The risky opener, he told students Friday, was his way of being himself and thinking outside of the box, something he said is key to getting ahead in the business world.
Jackson, a Harvard Business School graduate with Wall Street experience, used stories from his career and the show to teach students the most important lessons he learned about climbing the career ladder.
The talk, held at 11:30 a.m. at the Colony Ballroom in Stamp Student Union, was hosted by the Career Center as part of its Diversity Job Search Series.
Jackson used business smarts and sharp talking to beat out more than a dozen other “apprentices” in a competition to become billionaire real estate developer Donald Trump’s newest employee. Though he ultimately lost, the Career Center thought the Washington native would have valuable advice to share with college students about how to use their skills to make it to the top.

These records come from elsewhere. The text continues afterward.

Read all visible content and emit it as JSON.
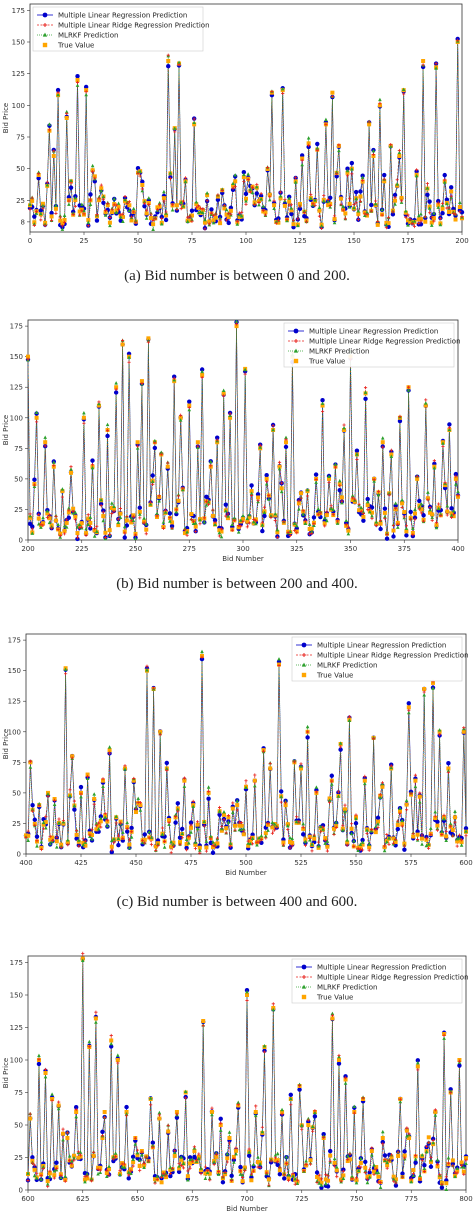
{
  "chart_data": [
    {
      "type": "line",
      "caption": "(a) Bid number is between 0 and 200.",
      "xlabel": "",
      "ylabel": "Bid Price",
      "xlim": [
        0,
        200
      ],
      "ylim": [
        0,
        175
      ],
      "xticks": [
        0,
        25,
        50,
        75,
        100,
        125,
        150,
        175,
        200
      ],
      "yticks": [
        8,
        25,
        50,
        75,
        100,
        125,
        150,
        175
      ],
      "legend_position": "top-left",
      "series": [
        {
          "name": "Multiple Linear Regression Prediction",
          "color": "#0000cc",
          "marker": "circle",
          "dash": "solid"
        },
        {
          "name": "Multiple Linear Ridge Regression Prediction",
          "color": "#e8211b",
          "marker": "plus",
          "dash": "dashed"
        },
        {
          "name": "MLRKF Prediction",
          "color": "#2ca02c",
          "marker": "triangle",
          "dash": "dotted"
        },
        {
          "name": "True Value",
          "color": "#ffa500",
          "marker": "square",
          "dash": "none"
        }
      ],
      "peaks": [
        [
          4,
          45
        ],
        [
          9,
          80
        ],
        [
          11,
          60
        ],
        [
          13,
          108
        ],
        [
          17,
          90
        ],
        [
          19,
          40
        ],
        [
          22,
          120
        ],
        [
          26,
          112
        ],
        [
          28,
          25
        ],
        [
          34,
          28
        ],
        [
          51,
          48
        ],
        [
          60,
          20
        ],
        [
          64,
          135
        ],
        [
          67,
          82
        ],
        [
          69,
          133
        ],
        [
          72,
          40
        ],
        [
          76,
          85
        ],
        [
          79,
          15
        ],
        [
          87,
          28
        ],
        [
          95,
          40
        ],
        [
          101,
          42
        ],
        [
          105,
          35
        ],
        [
          112,
          110
        ],
        [
          117,
          112
        ],
        [
          120,
          24
        ],
        [
          123,
          40
        ],
        [
          126,
          58
        ],
        [
          129,
          70
        ],
        [
          133,
          65
        ],
        [
          137,
          85
        ],
        [
          140,
          110
        ],
        [
          143,
          68
        ],
        [
          149,
          50
        ],
        [
          153,
          28
        ],
        [
          157,
          85
        ],
        [
          159,
          60
        ],
        [
          162,
          100
        ],
        [
          164,
          40
        ],
        [
          167,
          68
        ],
        [
          171,
          60
        ],
        [
          173,
          112
        ],
        [
          176,
          8
        ],
        [
          182,
          135
        ],
        [
          185,
          20
        ],
        [
          188,
          130
        ],
        [
          192,
          40
        ],
        [
          195,
          32
        ],
        [
          198,
          150
        ]
      ]
    },
    {
      "type": "line",
      "caption": "(b) Bid number is between 200 and 400.",
      "xlabel": "Bid Number",
      "ylabel": "Bid Price",
      "xlim": [
        200,
        400
      ],
      "ylim": [
        0,
        175
      ],
      "xticks": [
        200,
        225,
        250,
        275,
        300,
        325,
        350,
        375,
        400
      ],
      "yticks": [
        0,
        25,
        50,
        75,
        100,
        125,
        150,
        175
      ],
      "legend_position": "top-right",
      "series": [
        {
          "name": "Multiple Linear Regression Prediction",
          "color": "#0000cc",
          "marker": "circle",
          "dash": "solid"
        },
        {
          "name": "Multiple Linear Ridge Regression Prediction",
          "color": "#e8211b",
          "marker": "plus",
          "dash": "dashed"
        },
        {
          "name": "MLRKF Prediction",
          "color": "#2ca02c",
          "marker": "triangle",
          "dash": "dotted"
        },
        {
          "name": "True Value",
          "color": "#ffa500",
          "marker": "square",
          "dash": "none"
        }
      ],
      "peaks": [
        [
          200,
          150
        ],
        [
          204,
          100
        ],
        [
          208,
          80
        ],
        [
          212,
          60
        ],
        [
          216,
          40
        ],
        [
          220,
          55
        ],
        [
          226,
          100
        ],
        [
          230,
          60
        ],
        [
          233,
          110
        ],
        [
          237,
          90
        ],
        [
          241,
          125
        ],
        [
          244,
          160
        ],
        [
          247,
          150
        ],
        [
          251,
          80
        ],
        [
          253,
          130
        ],
        [
          256,
          165
        ],
        [
          259,
          80
        ],
        [
          262,
          70
        ],
        [
          265,
          60
        ],
        [
          268,
          130
        ],
        [
          271,
          100
        ],
        [
          275,
          110
        ],
        [
          279,
          80
        ],
        [
          281,
          135
        ],
        [
          285,
          60
        ],
        [
          288,
          80
        ],
        [
          291,
          120
        ],
        [
          294,
          100
        ],
        [
          297,
          175
        ],
        [
          301,
          140
        ],
        [
          304,
          40
        ],
        [
          308,
          75
        ],
        [
          311,
          50
        ],
        [
          314,
          90
        ],
        [
          317,
          60
        ],
        [
          320,
          80
        ],
        [
          323,
          150
        ],
        [
          326,
          30
        ],
        [
          330,
          40
        ],
        [
          334,
          50
        ],
        [
          337,
          110
        ],
        [
          340,
          50
        ],
        [
          343,
          60
        ],
        [
          347,
          90
        ],
        [
          350,
          150
        ],
        [
          353,
          70
        ],
        [
          357,
          120
        ],
        [
          361,
          50
        ],
        [
          365,
          80
        ],
        [
          369,
          70
        ],
        [
          373,
          100
        ],
        [
          377,
          125
        ],
        [
          381,
          50
        ],
        [
          385,
          110
        ],
        [
          389,
          60
        ],
        [
          393,
          80
        ],
        [
          396,
          90
        ],
        [
          399,
          50
        ]
      ]
    },
    {
      "type": "line",
      "caption": "(c) Bid number is between 400 and 600.",
      "xlabel": "Bid Number",
      "ylabel": "Bid Price",
      "xlim": [
        400,
        600
      ],
      "ylim": [
        0,
        175
      ],
      "xticks": [
        400,
        425,
        450,
        475,
        500,
        525,
        550,
        575,
        600
      ],
      "yticks": [
        0,
        25,
        50,
        75,
        100,
        125,
        150,
        175
      ],
      "legend_position": "top-right",
      "series": [
        {
          "name": "Multiple Linear Regression Prediction",
          "color": "#0000cc",
          "marker": "circle",
          "dash": "solid"
        },
        {
          "name": "Multiple Linear Ridge Regression Prediction",
          "color": "#e8211b",
          "marker": "plus",
          "dash": "dashed"
        },
        {
          "name": "MLRKF Prediction",
          "color": "#2ca02c",
          "marker": "triangle",
          "dash": "dotted"
        },
        {
          "name": "True Value",
          "color": "#ffa500",
          "marker": "square",
          "dash": "none"
        }
      ],
      "peaks": [
        [
          402,
          75
        ],
        [
          406,
          40
        ],
        [
          410,
          50
        ],
        [
          413,
          45
        ],
        [
          418,
          152
        ],
        [
          421,
          80
        ],
        [
          425,
          50
        ],
        [
          428,
          65
        ],
        [
          431,
          45
        ],
        [
          435,
          60
        ],
        [
          438,
          85
        ],
        [
          441,
          30
        ],
        [
          445,
          70
        ],
        [
          449,
          60
        ],
        [
          452,
          40
        ],
        [
          455,
          150
        ],
        [
          458,
          135
        ],
        [
          461,
          100
        ],
        [
          464,
          70
        ],
        [
          468,
          30
        ],
        [
          472,
          60
        ],
        [
          476,
          40
        ],
        [
          480,
          162
        ],
        [
          483,
          50
        ],
        [
          488,
          35
        ],
        [
          492,
          30
        ],
        [
          496,
          40
        ],
        [
          500,
          55
        ],
        [
          504,
          60
        ],
        [
          508,
          85
        ],
        [
          511,
          70
        ],
        [
          515,
          155
        ],
        [
          518,
          40
        ],
        [
          522,
          75
        ],
        [
          525,
          70
        ],
        [
          528,
          100
        ],
        [
          532,
          50
        ],
        [
          535,
          20
        ],
        [
          539,
          60
        ],
        [
          543,
          90
        ],
        [
          547,
          110
        ],
        [
          550,
          30
        ],
        [
          554,
          60
        ],
        [
          558,
          95
        ],
        [
          562,
          55
        ],
        [
          566,
          70
        ],
        [
          570,
          35
        ],
        [
          574,
          120
        ],
        [
          577,
          60
        ],
        [
          581,
          135
        ],
        [
          585,
          140
        ],
        [
          588,
          100
        ],
        [
          592,
          70
        ],
        [
          595,
          30
        ],
        [
          599,
          100
        ]
      ]
    },
    {
      "type": "line",
      "caption": "",
      "xlabel": "Bid Number",
      "ylabel": "Bid Price",
      "xlim": [
        600,
        800
      ],
      "ylim": [
        0,
        175
      ],
      "xticks": [
        600,
        625,
        650,
        675,
        700,
        725,
        750,
        775,
        800
      ],
      "yticks": [
        0,
        25,
        50,
        75,
        100,
        125,
        150,
        175
      ],
      "legend_position": "top-right",
      "series": [
        {
          "name": "Multiple Linear Regression Prediction",
          "color": "#0000cc",
          "marker": "circle",
          "dash": "solid"
        },
        {
          "name": "Multiple Linear Ridge Regression Prediction",
          "color": "#e8211b",
          "marker": "plus",
          "dash": "dashed"
        },
        {
          "name": "MLRKF Prediction",
          "color": "#2ca02c",
          "marker": "triangle",
          "dash": "dotted"
        },
        {
          "name": "True Value",
          "color": "#ffa500",
          "marker": "square",
          "dash": "none"
        }
      ],
      "peaks": [
        [
          601,
          55
        ],
        [
          605,
          100
        ],
        [
          608,
          90
        ],
        [
          611,
          70
        ],
        [
          614,
          65
        ],
        [
          618,
          40
        ],
        [
          622,
          60
        ],
        [
          625,
          178
        ],
        [
          628,
          110
        ],
        [
          631,
          132
        ],
        [
          635,
          60
        ],
        [
          638,
          115
        ],
        [
          641,
          100
        ],
        [
          645,
          60
        ],
        [
          649,
          40
        ],
        [
          652,
          30
        ],
        [
          656,
          70
        ],
        [
          660,
          55
        ],
        [
          664,
          45
        ],
        [
          668,
          60
        ],
        [
          672,
          75
        ],
        [
          676,
          30
        ],
        [
          680,
          130
        ],
        [
          684,
          60
        ],
        [
          688,
          50
        ],
        [
          692,
          40
        ],
        [
          696,
          65
        ],
        [
          700,
          150
        ],
        [
          704,
          60
        ],
        [
          708,
          110
        ],
        [
          712,
          140
        ],
        [
          716,
          60
        ],
        [
          720,
          70
        ],
        [
          724,
          80
        ],
        [
          728,
          50
        ],
        [
          731,
          60
        ],
        [
          735,
          40
        ],
        [
          739,
          132
        ],
        [
          742,
          100
        ],
        [
          745,
          85
        ],
        [
          749,
          60
        ],
        [
          753,
          70
        ],
        [
          757,
          30
        ],
        [
          762,
          40
        ],
        [
          766,
          25
        ],
        [
          770,
          70
        ],
        [
          774,
          40
        ],
        [
          778,
          95
        ],
        [
          782,
          30
        ],
        [
          786,
          60
        ],
        [
          790,
          120
        ],
        [
          793,
          75
        ],
        [
          797,
          100
        ]
      ]
    }
  ]
}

In his talk, Jackson stressed the importance of fearlessness and risk taking.
When he sat in the boardroom across the table from Trump, he said, he refused to be intimidated. This sort of confidence is the best way to impress future employers, he said.
Another good risk to take, he said, is simply to be yourself. Jackson said he always tried to act like he had “a little home training.”
He also stressed the importance of being accountable for your own actions. On the show when his team failed on a project and Trump tried to pick the group apart in the boardroom, Jackson said he found that admitting the project had gone poorly was the best way to be responsible and make a good impression on the people in charge of hiring and firing.
Throughout the show, viewers could see the bond that formed between Jackson and his close friend Troy McClain. Jackson talked about his bond with McClain and used this to emphasize the importance of never forgetting the team.
Jackson said he owed his success to the people who supported him throughout his life, including his mom. When Jackson asked his mother to give him $75 for a Super Nintendo, he said she told him, “People in hell want ice water.”
Instead of just giving him the money, Jackson said, his mom gave him something even more important: his work ethic.
Other advice included knowing when not to talk, as Jackson did when he refused to take Trump’s bait to talk badly about the other contestants and to work behind the scenes and stay positive.
“Leaders are people who do the work when no one else is looking,” he said.
Though many in the audience of about 150 seemed starstruck, others asked Jackson for specific advice and to find out more about his current career and plans to break ground on a 500-acre real estate complex in Prince George’s County.
Jackson summed up his advice in a response to one student who asked what black people in particular should do to succeed on Wall Street, a predominantly white establishment.
“You just need to be determined to know what those landmines are,” Jackson said, “and hustle to work hard and prove a lot of people wrong and to have the ability to build networks of people that are going to be advocates for you.”